Earlier today, John McCain said he was suspending active campaigning, returning to Washington, and asking for a postponment of Friday’s debate in Oxford, Mississippi.
Barack Obama has responded and has refused to follow McCain’s lead:
Reacts to McCain’s proposal in Clearwater, Florida: “This is exactly the time the American people need to hear from the person who in approximately 40 days will be responsible for dealing with this mess.”
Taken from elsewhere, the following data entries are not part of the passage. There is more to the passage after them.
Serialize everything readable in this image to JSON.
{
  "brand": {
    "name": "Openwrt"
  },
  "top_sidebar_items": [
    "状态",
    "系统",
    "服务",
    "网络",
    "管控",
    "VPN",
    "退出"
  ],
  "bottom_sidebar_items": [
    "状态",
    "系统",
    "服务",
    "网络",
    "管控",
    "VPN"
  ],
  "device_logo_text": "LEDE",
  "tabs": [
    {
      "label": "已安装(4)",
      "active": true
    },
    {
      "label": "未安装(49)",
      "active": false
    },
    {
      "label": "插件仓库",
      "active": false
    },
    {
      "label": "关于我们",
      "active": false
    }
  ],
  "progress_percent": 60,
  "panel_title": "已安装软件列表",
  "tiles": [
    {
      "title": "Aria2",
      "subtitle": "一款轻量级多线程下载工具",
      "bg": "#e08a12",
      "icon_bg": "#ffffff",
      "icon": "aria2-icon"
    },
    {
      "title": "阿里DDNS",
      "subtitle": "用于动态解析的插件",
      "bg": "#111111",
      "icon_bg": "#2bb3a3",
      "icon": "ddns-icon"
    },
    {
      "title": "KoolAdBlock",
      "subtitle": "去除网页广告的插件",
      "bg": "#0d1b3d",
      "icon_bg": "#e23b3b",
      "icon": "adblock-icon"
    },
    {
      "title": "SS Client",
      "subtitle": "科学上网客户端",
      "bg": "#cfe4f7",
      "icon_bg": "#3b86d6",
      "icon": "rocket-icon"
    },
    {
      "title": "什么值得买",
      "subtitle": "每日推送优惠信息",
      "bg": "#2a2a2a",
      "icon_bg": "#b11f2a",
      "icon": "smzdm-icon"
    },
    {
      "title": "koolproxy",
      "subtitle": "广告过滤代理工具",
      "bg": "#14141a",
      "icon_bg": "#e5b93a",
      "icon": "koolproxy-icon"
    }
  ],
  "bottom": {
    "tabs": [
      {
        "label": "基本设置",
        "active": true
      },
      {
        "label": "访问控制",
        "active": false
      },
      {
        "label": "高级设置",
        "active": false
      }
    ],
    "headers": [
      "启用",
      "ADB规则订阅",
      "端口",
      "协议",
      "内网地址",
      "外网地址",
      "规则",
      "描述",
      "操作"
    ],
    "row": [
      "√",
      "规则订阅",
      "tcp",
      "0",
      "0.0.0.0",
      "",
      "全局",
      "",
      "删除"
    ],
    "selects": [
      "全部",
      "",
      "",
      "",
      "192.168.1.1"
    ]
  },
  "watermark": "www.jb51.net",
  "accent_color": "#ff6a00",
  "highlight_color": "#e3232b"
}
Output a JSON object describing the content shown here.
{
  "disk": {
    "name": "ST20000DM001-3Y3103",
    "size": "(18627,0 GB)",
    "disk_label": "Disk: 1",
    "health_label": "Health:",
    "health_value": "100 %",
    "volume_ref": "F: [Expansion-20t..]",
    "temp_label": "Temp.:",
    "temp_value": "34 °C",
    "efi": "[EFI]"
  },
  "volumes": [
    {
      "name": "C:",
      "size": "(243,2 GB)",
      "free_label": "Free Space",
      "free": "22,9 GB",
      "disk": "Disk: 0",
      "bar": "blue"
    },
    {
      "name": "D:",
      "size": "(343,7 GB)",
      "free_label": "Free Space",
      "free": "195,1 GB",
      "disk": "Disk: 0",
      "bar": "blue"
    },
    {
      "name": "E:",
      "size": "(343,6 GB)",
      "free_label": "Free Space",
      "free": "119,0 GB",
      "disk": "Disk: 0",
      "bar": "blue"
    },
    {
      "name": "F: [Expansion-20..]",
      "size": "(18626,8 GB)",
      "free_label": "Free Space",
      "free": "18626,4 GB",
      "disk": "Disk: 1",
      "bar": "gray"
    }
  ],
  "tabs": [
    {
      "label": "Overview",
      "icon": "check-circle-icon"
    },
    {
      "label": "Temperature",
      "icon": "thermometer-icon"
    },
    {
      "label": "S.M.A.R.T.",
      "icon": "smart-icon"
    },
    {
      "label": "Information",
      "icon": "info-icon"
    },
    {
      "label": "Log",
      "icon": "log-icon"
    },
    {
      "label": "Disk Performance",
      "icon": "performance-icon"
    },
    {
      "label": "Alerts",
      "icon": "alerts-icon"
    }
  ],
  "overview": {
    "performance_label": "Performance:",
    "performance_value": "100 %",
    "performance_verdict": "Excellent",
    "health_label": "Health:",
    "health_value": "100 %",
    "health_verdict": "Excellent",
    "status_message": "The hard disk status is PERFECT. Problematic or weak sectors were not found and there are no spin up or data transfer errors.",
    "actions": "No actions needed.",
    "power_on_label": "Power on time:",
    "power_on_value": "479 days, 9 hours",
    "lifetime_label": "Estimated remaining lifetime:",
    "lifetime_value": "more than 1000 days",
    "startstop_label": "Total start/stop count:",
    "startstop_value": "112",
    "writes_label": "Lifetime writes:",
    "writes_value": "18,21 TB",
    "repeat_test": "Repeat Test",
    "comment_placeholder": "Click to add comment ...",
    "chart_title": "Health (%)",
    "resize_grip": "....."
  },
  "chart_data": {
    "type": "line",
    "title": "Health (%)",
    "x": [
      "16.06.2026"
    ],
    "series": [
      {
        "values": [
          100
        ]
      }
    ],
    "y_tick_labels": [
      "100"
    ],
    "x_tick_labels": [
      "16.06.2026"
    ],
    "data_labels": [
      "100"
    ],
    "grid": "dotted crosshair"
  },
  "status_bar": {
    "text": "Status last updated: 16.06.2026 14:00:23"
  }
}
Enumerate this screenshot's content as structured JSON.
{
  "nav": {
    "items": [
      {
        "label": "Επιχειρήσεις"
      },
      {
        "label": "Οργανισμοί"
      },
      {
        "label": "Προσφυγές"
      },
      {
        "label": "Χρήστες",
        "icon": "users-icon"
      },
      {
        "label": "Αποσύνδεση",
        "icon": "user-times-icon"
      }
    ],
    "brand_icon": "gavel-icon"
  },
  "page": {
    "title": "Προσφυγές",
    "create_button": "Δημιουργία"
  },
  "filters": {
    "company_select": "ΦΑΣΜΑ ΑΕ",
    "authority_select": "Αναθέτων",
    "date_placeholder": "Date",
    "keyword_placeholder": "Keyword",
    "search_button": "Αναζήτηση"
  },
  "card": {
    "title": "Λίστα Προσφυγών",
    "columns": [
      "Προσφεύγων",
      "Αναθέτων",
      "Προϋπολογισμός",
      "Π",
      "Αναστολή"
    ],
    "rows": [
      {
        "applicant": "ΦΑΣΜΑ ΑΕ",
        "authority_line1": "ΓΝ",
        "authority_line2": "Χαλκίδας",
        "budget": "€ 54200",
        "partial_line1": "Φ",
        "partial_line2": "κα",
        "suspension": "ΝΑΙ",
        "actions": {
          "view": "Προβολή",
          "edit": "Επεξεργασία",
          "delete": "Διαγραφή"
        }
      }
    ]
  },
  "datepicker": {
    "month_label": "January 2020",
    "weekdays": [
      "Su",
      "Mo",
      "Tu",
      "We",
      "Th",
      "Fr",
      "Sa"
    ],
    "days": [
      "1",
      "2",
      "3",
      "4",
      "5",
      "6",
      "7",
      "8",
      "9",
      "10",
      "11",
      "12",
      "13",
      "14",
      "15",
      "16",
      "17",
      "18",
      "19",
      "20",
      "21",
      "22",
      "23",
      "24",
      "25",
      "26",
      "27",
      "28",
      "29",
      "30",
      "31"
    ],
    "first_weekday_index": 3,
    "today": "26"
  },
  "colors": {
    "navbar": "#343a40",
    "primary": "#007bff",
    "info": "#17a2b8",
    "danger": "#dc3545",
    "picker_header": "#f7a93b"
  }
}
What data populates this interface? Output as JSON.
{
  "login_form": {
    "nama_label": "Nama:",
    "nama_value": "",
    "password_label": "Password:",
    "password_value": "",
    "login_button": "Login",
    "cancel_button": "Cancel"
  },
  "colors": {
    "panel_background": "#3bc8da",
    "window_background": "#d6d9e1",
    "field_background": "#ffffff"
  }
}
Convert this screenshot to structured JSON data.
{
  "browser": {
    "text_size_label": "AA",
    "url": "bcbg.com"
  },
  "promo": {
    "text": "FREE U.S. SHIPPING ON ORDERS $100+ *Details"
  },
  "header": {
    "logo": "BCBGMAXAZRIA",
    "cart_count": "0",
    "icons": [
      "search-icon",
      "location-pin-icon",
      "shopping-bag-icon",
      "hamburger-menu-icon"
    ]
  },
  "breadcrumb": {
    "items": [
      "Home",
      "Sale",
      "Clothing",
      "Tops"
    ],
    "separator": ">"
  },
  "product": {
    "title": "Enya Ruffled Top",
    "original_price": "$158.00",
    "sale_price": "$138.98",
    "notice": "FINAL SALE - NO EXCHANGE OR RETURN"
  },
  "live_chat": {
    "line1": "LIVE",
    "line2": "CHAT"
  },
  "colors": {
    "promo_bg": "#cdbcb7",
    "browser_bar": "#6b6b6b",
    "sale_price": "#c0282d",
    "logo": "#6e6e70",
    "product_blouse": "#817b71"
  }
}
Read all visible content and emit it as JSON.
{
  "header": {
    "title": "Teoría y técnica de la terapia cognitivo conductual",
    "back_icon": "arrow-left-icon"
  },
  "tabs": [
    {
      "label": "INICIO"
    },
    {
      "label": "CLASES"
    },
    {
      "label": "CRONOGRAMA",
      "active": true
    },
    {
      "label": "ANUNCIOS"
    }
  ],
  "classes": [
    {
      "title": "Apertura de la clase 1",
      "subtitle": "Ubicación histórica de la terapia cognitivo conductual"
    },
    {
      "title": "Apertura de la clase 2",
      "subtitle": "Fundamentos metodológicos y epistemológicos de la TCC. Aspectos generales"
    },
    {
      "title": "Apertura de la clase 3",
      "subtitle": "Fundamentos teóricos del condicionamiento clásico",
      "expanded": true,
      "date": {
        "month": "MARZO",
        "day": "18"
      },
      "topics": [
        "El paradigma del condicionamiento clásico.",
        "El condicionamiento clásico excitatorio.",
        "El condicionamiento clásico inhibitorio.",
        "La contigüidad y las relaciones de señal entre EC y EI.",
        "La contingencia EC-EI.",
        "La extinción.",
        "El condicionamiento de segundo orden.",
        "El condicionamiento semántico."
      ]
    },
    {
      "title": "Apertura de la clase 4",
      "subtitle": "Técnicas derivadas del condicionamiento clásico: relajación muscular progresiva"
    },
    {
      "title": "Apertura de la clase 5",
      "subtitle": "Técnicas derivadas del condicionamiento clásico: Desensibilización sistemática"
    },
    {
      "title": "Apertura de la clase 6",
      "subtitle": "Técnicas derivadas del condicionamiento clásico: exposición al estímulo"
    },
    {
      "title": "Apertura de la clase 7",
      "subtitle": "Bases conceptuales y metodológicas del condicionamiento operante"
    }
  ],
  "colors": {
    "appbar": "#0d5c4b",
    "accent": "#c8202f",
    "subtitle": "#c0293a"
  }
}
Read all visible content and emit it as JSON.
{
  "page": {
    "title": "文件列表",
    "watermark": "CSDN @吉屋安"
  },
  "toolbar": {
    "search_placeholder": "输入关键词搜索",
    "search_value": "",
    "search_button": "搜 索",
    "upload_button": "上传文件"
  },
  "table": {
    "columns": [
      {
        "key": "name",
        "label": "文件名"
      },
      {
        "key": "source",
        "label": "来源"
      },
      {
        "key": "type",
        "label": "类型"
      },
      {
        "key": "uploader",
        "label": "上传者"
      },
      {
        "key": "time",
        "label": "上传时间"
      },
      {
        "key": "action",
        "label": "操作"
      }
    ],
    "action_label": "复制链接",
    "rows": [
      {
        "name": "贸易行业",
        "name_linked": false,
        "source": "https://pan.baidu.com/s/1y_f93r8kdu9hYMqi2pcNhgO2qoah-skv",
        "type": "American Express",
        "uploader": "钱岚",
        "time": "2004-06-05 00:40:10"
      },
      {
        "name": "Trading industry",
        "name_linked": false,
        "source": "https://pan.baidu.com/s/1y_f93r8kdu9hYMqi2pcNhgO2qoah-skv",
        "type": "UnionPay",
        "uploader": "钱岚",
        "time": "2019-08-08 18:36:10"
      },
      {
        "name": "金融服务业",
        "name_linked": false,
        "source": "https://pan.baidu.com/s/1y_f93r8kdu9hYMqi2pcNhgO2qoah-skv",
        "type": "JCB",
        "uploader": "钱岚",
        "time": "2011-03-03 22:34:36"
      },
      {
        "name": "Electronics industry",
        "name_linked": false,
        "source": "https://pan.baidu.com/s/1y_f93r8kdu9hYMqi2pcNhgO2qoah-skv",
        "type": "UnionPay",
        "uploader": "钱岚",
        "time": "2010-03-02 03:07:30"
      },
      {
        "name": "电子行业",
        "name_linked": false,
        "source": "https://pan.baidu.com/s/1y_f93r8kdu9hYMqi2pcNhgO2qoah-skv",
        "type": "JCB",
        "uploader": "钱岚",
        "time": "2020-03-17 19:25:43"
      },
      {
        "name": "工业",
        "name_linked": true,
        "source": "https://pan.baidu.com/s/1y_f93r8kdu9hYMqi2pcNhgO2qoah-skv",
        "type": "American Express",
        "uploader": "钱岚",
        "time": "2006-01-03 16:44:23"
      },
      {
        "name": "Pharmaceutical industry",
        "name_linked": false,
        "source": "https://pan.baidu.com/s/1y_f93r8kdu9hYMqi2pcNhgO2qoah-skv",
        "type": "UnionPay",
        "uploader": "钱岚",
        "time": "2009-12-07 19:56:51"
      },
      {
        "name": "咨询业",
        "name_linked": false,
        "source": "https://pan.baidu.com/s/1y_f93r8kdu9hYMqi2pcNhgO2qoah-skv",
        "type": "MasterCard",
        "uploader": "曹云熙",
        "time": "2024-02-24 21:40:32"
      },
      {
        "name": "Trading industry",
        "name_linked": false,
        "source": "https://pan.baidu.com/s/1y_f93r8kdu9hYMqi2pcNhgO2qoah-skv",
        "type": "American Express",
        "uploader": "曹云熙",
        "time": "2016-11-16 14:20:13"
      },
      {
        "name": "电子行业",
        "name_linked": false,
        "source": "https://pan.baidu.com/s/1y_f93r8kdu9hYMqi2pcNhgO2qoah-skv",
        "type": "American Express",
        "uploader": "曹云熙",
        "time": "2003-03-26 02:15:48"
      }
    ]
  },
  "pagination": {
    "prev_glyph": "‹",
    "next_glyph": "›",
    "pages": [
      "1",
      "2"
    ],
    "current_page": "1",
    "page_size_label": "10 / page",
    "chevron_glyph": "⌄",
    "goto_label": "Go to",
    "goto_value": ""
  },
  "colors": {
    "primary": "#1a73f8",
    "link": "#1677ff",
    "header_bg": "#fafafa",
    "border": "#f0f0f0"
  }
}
The problem, of course, is that the subject of Friday’s debate is foreign policy, not economic policy so it’s unclear exactly how Americans’ fears about the economy are going to be calmed by hearing Obama and McCain debate missile shields for Ukraine or NATO membership for Georgia. I’m not saying that these aren’t important issues, but Obama’s suggestion that the debate must go forward so that the public can hear from the candidates makes no sense given that they presumably won’t even be discussing that issue.
And there was another part of Obama’s statement that puzzled me:
“What I’ve told the leadership in Congress is that if I can be helpful then I am prepared to be anywhere, anytime. What I think is important is that we don’t suddenly infuse Capitol Hill with presidential politics…”
If you can be helpful ? In case you’ve forgotten sir, you are the junior Senator from Illinois. Don’t you think you should be in the Senate debating the most important piece of legislation this year, and something that will impact the economy for years to come ?
And in case you hadn’t noticed, Capitol Hill is already infused with politics.
I have no idea how this will play out, partly because we’ve never really been faced with this type of situation before.
My initial thought is that McCain gets leadership points here for putting the economic situation above his Presidential campaign and that Obama is making a mistake by insisting that there really isn’t anything important enough going on in Washington to demand his attention or participation. There’s also the possibility, though, that McCain could be seen as over-reacting and acting impulsively, which is something he’s done in the past in a manner that has not worked out so well in the end.